In this post, I reveal a few of my approaches and beliefs regarding relationship building in teacher education. Through coursework and conversations (in and out of my classroom), I guide undergraduate and graduate students in the College of Education to become confident educators. Relationship building is beneficial to my students, their future PK-12 students, and myself.

To help my students discover and reach their highest learning potential, I create a supportive atmosphere built on relationships. Relationship building cultivates understanding of my students’ interests, goals, background experiences, cultural underpinnings, and encumbering narratives. I use this information to influence their professional and personal growth, and create rigorous yet encouraging conditions where curiosities can thrive. Specifically, I make content relevant and student-driven, build necessary background knowledge, differentiate instruction, foster resilience and confidence, and deliver engaging presentations. These aspects reveal some of the ways I model being culturally responsive. Related, I build sensitivity to cultural and linguistic diversity among PK-12 students. For example, I (a) share experiences teaching Spanish-speaking kindergarteners to draw attention to processes and perceptions of second language learners, and (b) hold conversations to raise awareness about inequities in education.

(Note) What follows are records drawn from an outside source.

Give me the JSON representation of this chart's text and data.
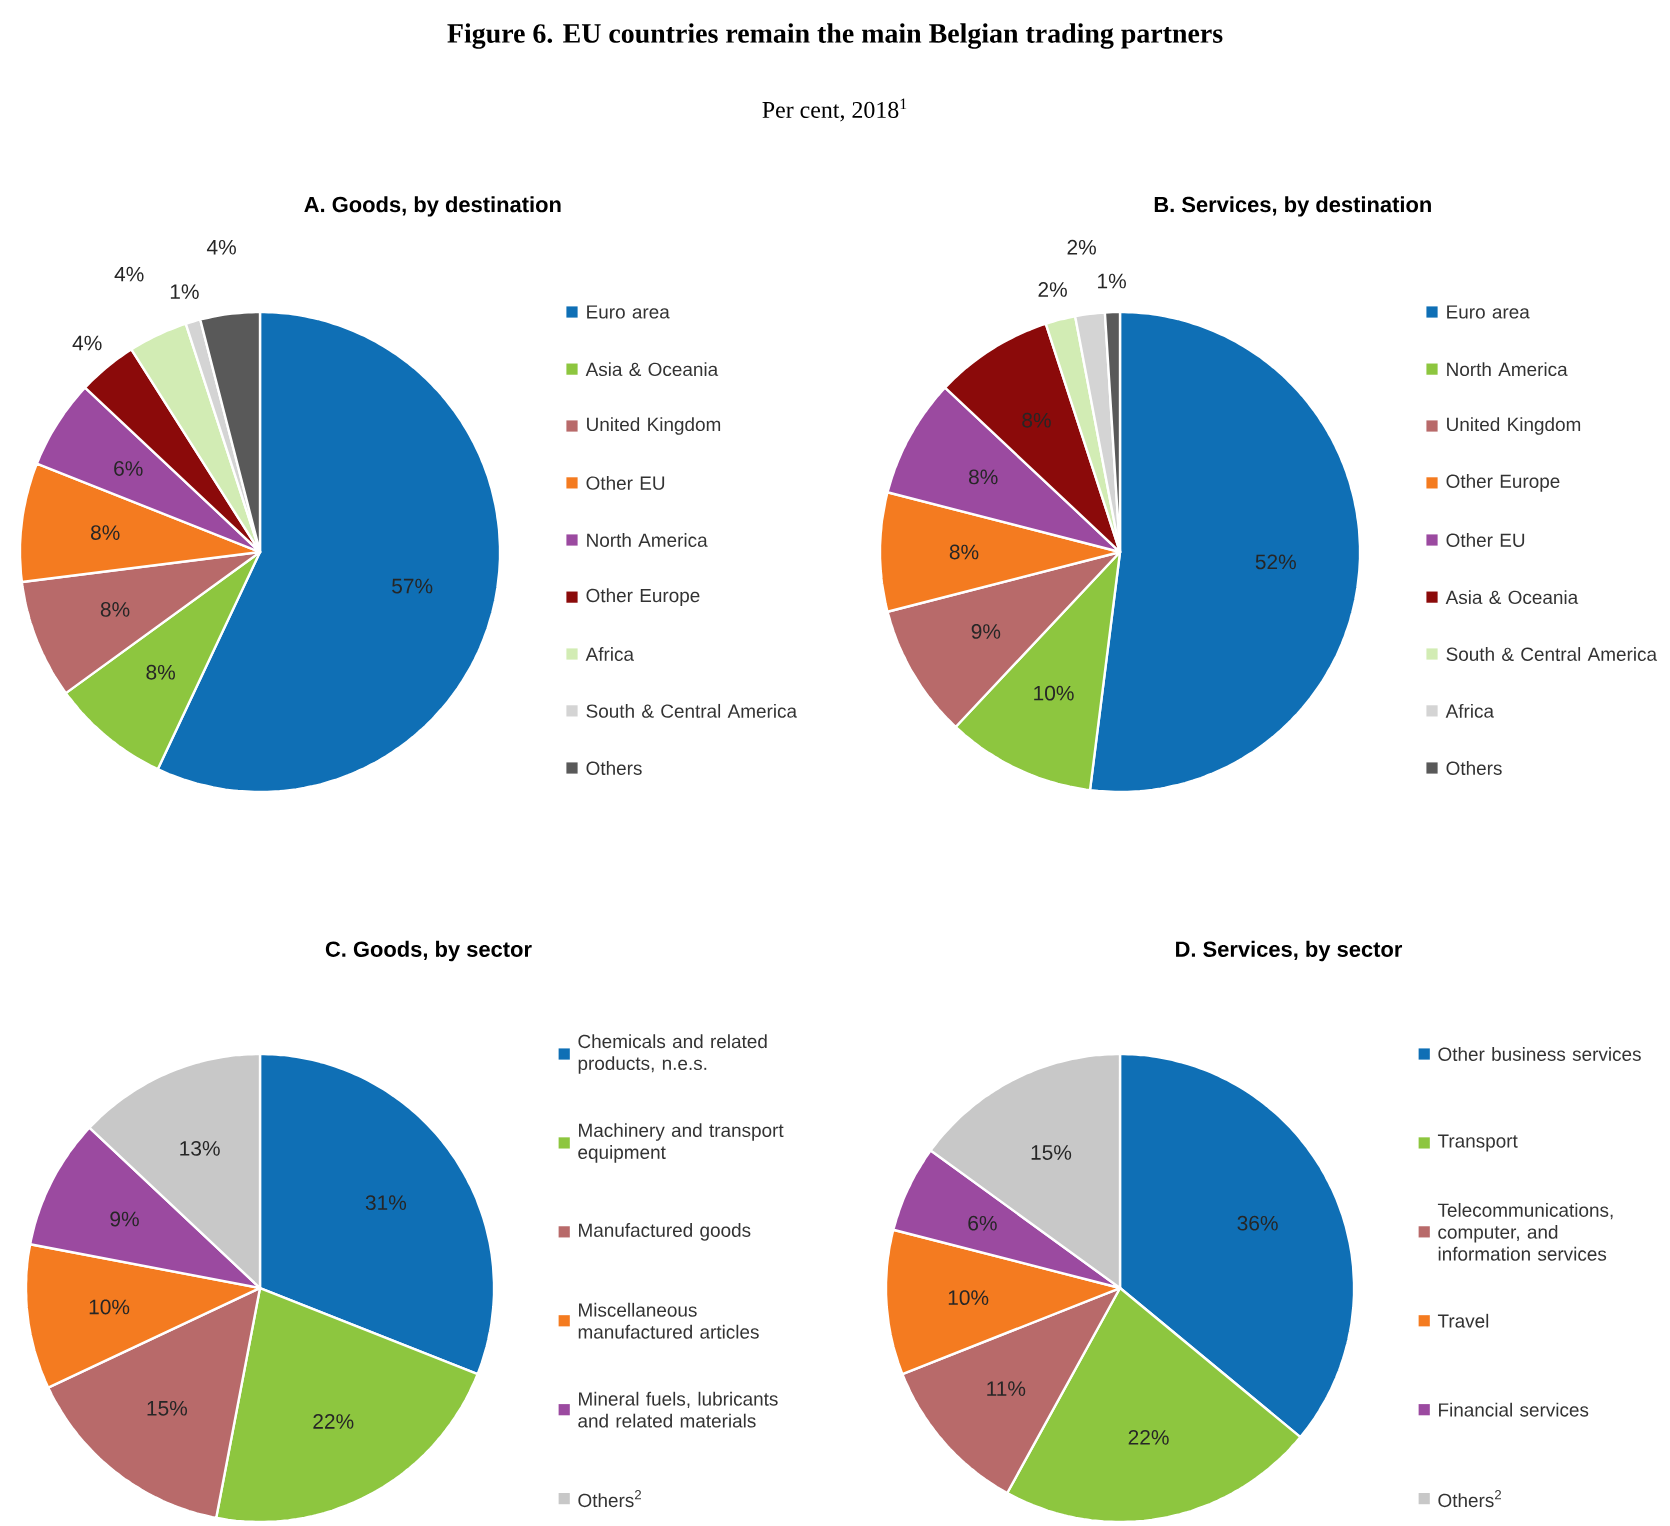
{
  "chart_data": [
    {
      "type": "other",
      "title": "Figure 6. EU countries remain the main Belgian trading partners",
      "subtitle": "Per cent, 2018$^{1}$"
    },
    {
      "type": "pie",
      "title": "A. Goods, by destination",
      "legend": "right",
      "categories": [
        "Euro area",
        "Asia & Oceania",
        "United Kingdom",
        "Other EU",
        "North America",
        "Other Europe",
        "Africa",
        "South & Central America",
        "Others"
      ],
      "values": [
        57,
        8,
        8,
        8,
        6,
        4,
        4,
        1,
        4
      ],
      "value_labels": [
        "57%",
        "8%",
        "8%",
        "8%",
        "6%",
        "4%",
        "4%",
        "1%",
        "4%"
      ],
      "colors": [
        "#0f6fb5",
        "#8dc63f",
        "#b86a6a",
        "#f47b20",
        "#9b4aa0",
        "#8b0a0a",
        "#d2ecb4",
        "#d4d4d4",
        "#595959"
      ]
    },
    {
      "type": "pie",
      "title": "B. Services, by destination",
      "legend": "right",
      "categories": [
        "Euro area",
        "North America",
        "United Kingdom",
        "Other Europe",
        "Other EU",
        "Asia & Oceania",
        "South & Central America",
        "Africa",
        "Others"
      ],
      "values": [
        52,
        10,
        9,
        8,
        8,
        8,
        2,
        2,
        1
      ],
      "value_labels": [
        "52%",
        "10%",
        "9%",
        "8%",
        "8%",
        "8%",
        "2%",
        "2%",
        "1%"
      ],
      "colors": [
        "#0f6fb5",
        "#8dc63f",
        "#b86a6a",
        "#f47b20",
        "#9b4aa0",
        "#8b0a0a",
        "#d2ecb4",
        "#d4d4d4",
        "#595959"
      ]
    },
    {
      "type": "pie",
      "title": "C. Goods, by sector",
      "legend": "right",
      "categories": [
        "Chemicals and related products, n.e.s.",
        "Machinery and transport equipment",
        "Manufactured goods",
        "Miscellaneous manufactured articles",
        "Mineral fuels, lubricants and related materials",
        "Others$^{2}$"
      ],
      "values": [
        31,
        22,
        15,
        10,
        9,
        13
      ],
      "value_labels": [
        "31%",
        "22%",
        "15%",
        "10%",
        "9%",
        "13%"
      ],
      "colors": [
        "#0f6fb5",
        "#8dc63f",
        "#b86a6a",
        "#f47b20",
        "#9b4aa0",
        "#c8c8c8"
      ]
    },
    {
      "type": "pie",
      "title": "D. Services, by sector",
      "legend": "right",
      "categories": [
        "Other business services",
        "Transport",
        "Telecommunications, computer, and information services",
        "Travel",
        "Financial services",
        "Others$^{2}$"
      ],
      "values": [
        36,
        22,
        11,
        10,
        6,
        15
      ],
      "value_labels": [
        "36%",
        "22%",
        "11%",
        "10%",
        "6%",
        "15%"
      ],
      "colors": [
        "#0f6fb5",
        "#8dc63f",
        "#b86a6a",
        "#f47b20",
        "#9b4aa0",
        "#c8c8c8"
      ]
    }
  ]
}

In a recent online class, my students listened to a radio episode on Culturally Responsive Teaching (CRT) and then discussed how relationships in the classroom influence CRT and learning capacity. Current events also prove useful to advance human understanding, empathy, and consciousness about equity. A former blog post shares a way I prompted students to ponder their role as educators regarding violent, hateful events that occurred in Charlottesville on August 12. The supportive atmosphere I form based on human connection prepares educators capable of addressing varied student needs, and drives students’ motivation to attend class each week. The benefits are reciprocal and contribute to my love of teaching.

I would love to hear how other teacher educators view and foster beneficial relationships with their preservice teachers!